Schmidt was a founding member of ABC, Artists’ Books Cooperative, in early 2010 but left the coop in 2014.
In 2013 he launched GESAMTBUCHKUNSTWERKSKULPTUR, a custom- made shelving unit containing 77 self published artist’s books, at art book fair Offprint Paris. His artist book The Time Machine was included in the group exhibition A History of Photography: Series and Sequences at the Victoria and Albert Museum in London in 2015 which also featured work by August Sander, Eadweard Muybridge and Lewis Baltz among others. Schmidt’s artist book The Cost of Photobooks: A History Volume II was listed by Le Monde as one of the 10 best photo books of 2011.

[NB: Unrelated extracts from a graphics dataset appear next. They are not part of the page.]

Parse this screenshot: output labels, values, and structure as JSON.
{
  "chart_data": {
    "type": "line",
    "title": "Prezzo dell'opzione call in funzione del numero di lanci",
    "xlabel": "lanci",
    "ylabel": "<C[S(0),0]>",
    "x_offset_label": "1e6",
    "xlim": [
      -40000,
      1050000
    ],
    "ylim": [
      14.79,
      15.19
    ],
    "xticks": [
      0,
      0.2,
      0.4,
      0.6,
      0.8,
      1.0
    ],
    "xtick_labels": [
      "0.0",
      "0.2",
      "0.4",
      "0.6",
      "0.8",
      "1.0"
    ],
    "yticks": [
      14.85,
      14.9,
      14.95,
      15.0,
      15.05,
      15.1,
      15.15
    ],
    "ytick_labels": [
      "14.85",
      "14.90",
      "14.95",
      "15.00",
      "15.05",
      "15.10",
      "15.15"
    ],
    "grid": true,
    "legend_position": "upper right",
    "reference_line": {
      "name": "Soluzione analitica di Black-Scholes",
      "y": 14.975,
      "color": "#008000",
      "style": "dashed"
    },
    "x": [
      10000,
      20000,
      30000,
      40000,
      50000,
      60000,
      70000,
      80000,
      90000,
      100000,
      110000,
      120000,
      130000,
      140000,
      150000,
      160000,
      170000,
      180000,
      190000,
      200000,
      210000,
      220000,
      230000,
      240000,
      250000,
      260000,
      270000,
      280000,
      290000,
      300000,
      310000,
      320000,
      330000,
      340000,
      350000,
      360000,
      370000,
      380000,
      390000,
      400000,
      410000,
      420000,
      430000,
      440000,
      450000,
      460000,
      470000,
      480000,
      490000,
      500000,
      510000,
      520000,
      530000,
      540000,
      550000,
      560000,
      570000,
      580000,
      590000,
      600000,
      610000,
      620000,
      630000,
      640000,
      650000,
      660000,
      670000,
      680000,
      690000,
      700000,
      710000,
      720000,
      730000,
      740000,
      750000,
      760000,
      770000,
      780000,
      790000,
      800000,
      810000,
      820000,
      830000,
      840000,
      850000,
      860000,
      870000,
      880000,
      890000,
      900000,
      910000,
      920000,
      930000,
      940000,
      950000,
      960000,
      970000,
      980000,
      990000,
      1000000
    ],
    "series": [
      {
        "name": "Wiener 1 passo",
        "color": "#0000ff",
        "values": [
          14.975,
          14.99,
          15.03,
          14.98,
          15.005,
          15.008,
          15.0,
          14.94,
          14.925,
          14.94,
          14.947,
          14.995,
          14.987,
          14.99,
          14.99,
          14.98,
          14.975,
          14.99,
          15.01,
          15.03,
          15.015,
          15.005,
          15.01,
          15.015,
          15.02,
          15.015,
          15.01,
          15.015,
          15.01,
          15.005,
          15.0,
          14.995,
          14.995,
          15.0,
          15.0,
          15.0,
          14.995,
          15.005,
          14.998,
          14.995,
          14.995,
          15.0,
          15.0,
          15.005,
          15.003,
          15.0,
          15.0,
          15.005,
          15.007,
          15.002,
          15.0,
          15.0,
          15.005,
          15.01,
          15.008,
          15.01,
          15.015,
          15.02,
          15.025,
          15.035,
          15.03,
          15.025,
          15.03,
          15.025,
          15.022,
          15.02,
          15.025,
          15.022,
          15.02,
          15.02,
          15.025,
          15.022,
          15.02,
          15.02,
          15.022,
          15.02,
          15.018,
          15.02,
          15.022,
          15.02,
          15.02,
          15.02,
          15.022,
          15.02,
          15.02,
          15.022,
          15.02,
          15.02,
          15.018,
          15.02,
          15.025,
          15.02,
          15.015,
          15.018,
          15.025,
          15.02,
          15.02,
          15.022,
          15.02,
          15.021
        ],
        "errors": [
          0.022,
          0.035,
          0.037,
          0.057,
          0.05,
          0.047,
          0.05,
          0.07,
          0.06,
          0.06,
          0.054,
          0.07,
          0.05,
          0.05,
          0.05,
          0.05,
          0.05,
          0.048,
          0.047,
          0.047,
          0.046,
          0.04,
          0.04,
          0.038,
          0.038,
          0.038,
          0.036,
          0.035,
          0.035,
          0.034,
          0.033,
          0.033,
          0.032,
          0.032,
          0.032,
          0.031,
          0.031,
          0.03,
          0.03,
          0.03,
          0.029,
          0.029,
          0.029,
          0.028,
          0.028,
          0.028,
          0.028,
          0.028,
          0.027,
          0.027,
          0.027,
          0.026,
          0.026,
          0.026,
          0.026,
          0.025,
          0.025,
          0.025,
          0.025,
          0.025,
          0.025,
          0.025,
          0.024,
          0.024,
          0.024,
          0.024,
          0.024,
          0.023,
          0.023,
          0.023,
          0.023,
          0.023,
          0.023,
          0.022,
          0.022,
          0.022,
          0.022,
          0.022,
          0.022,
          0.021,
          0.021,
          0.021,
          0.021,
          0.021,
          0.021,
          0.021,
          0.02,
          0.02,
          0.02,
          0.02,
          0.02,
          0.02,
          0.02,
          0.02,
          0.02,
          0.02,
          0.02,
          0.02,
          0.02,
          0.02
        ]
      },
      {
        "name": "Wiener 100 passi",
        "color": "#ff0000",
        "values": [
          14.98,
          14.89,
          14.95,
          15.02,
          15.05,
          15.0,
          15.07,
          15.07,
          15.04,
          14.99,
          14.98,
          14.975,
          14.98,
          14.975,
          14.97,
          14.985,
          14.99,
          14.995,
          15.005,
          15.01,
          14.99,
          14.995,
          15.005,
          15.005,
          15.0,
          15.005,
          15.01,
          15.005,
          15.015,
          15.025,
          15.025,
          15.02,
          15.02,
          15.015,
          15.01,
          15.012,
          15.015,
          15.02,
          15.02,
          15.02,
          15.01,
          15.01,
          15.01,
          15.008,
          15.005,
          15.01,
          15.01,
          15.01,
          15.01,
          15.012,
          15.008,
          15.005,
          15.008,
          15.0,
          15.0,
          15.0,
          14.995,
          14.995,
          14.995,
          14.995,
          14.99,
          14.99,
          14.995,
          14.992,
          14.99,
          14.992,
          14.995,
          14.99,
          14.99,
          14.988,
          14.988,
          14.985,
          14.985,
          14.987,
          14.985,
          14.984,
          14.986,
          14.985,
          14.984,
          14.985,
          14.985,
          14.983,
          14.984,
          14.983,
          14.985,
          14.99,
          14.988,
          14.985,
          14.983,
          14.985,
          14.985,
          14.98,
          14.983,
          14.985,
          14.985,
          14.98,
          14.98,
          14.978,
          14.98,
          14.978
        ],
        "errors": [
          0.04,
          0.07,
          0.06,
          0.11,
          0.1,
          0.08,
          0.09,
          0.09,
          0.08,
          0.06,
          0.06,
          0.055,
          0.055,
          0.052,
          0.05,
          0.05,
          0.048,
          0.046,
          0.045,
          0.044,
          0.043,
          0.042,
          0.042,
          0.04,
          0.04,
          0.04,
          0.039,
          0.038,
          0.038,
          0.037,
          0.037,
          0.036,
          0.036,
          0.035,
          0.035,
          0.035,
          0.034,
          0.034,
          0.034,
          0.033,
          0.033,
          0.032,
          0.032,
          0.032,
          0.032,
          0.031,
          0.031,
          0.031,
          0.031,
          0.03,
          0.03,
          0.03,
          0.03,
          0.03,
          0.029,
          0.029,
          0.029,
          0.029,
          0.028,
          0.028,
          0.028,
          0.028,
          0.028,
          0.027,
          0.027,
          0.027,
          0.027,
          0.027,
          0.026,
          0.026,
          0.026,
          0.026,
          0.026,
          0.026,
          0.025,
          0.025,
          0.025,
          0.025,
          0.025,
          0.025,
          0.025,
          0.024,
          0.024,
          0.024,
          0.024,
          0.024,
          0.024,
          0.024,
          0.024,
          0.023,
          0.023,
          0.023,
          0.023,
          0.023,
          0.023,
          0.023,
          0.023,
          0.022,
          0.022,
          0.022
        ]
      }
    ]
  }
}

Schmidt’s work is held in a number of private and public collections including the Victoria and Albert Museum, London, UK, FRAC Centre, Orléans, France, Centre Des Livres Artistes, Saint-Yrieix-la-Perche, France, the Bavarian State Library, Munich, Germany and the Minnesota Center for Book Arts, Minneapolis, USA.

?w=all&q=red&m=text#page=
Andreas Schmidt, 2010
180 x 180 mm, 80 pp.
Hardcover
Edition of 100
The triptych RGB references the three primary colors—red, green, and blue—used to render images on digital screens. Each book and its corresponding large-scale print is a composite of the first 38 computer screenshots of search results for the words “red,” “green,” and “blue” from the photo-sharing platform Flickr. Every print comprises 2,280 individual images and their corresponding titles.

PORN
Andreas Schmidt
180 x 180 mm, 80 pp.
Hardcover
Edition of 100
PORN is the fastest book Schmidt has ever created. By typing the word “porn” into Google Images, he received 137 million results in just 0.15 seconds. From these, he captured screenshots of the first 38 pages and enlisted a retoucher to black out the images, transforming the content into an abstract, censored field—a twenty-first-century Malevich, spread over 38 double pages.